Ошибался, но вовсе не печалился. И как, о Аллах всесильный, можно печалиться, если рядом с тобой – ожившая греза, девушка, ради которой ты готов свернуть горы, снять звезду с неба, наконец, назваться другим именем?! И потому, вновь пораженный увиденным, халиф наслаждался новыми открытиями.
Но Джамиля хмурилась. К счастью, не ее спутник заставлял тревожно биться ее сердечко. Впервые за десять лет девушка видела, как быстро затягивают черные грозовые облака прозрачно-высокое небо над городом, чувствовала, как крепчает ветер, уже не колышущий, а рвущий в клочья занавеси на все еще распахнутых окнах. Вот ее щек коснулся холод. Вот в воздухе послышался запах влаги.
«О Аллах, нас ждет дождь! – подумала Джамиля. Но резкий порыв ветра, подтвердив ее опасение, вызвал к жизни и настоящий страх. – О нет, это будет не просто дождь… Это будет ливень! Но где же нам укрыться от него? Как уберечься?»

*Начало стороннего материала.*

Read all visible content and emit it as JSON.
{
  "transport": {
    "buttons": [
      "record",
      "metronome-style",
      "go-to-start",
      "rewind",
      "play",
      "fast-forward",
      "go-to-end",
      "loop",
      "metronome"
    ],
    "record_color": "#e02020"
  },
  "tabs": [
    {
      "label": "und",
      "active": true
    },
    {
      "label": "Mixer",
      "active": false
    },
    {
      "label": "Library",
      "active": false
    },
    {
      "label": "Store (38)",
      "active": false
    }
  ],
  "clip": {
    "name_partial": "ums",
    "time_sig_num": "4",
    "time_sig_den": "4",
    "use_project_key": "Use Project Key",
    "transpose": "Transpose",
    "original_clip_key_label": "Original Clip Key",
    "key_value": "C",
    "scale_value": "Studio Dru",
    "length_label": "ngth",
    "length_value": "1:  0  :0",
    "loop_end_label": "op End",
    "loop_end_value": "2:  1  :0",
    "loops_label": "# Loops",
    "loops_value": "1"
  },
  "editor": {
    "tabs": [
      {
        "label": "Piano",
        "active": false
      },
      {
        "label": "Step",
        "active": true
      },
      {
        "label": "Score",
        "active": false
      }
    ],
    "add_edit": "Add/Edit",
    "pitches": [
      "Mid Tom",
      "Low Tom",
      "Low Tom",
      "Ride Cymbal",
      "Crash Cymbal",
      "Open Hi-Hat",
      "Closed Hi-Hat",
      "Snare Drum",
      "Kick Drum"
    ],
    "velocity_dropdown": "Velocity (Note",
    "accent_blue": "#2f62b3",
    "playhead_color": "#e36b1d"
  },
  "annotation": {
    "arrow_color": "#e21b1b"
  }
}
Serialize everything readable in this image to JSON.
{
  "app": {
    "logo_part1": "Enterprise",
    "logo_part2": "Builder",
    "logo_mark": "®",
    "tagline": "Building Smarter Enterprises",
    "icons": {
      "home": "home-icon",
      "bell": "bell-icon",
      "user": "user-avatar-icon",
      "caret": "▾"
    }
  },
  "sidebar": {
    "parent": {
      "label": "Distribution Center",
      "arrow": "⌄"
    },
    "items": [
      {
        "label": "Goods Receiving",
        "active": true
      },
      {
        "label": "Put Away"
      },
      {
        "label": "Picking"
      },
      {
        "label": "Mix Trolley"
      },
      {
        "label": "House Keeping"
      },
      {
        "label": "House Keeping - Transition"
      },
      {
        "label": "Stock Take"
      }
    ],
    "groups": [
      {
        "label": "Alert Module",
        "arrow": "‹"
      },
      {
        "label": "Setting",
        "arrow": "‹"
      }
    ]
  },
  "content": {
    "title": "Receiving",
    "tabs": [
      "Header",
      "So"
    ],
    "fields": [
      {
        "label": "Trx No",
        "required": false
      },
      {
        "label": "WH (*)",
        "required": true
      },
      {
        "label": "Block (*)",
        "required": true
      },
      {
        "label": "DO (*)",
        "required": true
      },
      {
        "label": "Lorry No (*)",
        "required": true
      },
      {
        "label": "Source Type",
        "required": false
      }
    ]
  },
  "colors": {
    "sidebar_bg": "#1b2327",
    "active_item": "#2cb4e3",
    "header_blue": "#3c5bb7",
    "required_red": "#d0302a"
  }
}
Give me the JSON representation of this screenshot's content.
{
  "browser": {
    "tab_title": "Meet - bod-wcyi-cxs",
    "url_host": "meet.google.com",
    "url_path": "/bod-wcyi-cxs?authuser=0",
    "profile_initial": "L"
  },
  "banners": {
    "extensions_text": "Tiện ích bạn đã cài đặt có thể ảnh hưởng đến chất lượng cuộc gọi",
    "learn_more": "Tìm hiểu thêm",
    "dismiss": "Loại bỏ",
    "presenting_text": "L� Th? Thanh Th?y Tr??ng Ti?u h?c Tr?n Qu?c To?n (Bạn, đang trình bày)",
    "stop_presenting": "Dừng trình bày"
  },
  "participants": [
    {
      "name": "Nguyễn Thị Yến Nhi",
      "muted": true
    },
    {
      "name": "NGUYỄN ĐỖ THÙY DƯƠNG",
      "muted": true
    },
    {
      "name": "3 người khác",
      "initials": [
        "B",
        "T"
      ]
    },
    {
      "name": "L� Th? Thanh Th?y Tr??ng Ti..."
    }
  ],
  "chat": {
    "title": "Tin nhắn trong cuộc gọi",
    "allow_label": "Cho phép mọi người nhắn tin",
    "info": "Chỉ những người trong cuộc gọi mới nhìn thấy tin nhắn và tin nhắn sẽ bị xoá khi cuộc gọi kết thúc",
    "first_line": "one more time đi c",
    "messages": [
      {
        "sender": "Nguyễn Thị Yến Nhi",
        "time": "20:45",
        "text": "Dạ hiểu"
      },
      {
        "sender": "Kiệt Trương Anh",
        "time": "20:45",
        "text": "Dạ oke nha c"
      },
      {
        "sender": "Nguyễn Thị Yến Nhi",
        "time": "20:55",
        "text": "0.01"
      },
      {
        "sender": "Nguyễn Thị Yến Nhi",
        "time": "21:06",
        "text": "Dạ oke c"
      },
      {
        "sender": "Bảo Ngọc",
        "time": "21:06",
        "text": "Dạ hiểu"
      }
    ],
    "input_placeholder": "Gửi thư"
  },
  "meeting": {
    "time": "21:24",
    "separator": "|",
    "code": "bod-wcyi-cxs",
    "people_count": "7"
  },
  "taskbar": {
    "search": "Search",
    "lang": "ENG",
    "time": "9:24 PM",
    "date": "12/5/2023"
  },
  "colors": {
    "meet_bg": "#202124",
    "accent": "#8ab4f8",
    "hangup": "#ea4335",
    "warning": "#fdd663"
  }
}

Девушка посмотрела по сторонам. Удивительно, ей казалось, что это она ведет Клавдия по городу, но улицы, что лежала перед ней, она не знала.
– Аллах милосердный, как же нам выбраться отсюда?
– Выбраться, моя прекрасная? Но зачем?
– Вскоре начнется настоящая буря, глупый иноземец. А этих кварталов я почти не знаю. Похоже, что мы где-то у полуночных стен Багдада.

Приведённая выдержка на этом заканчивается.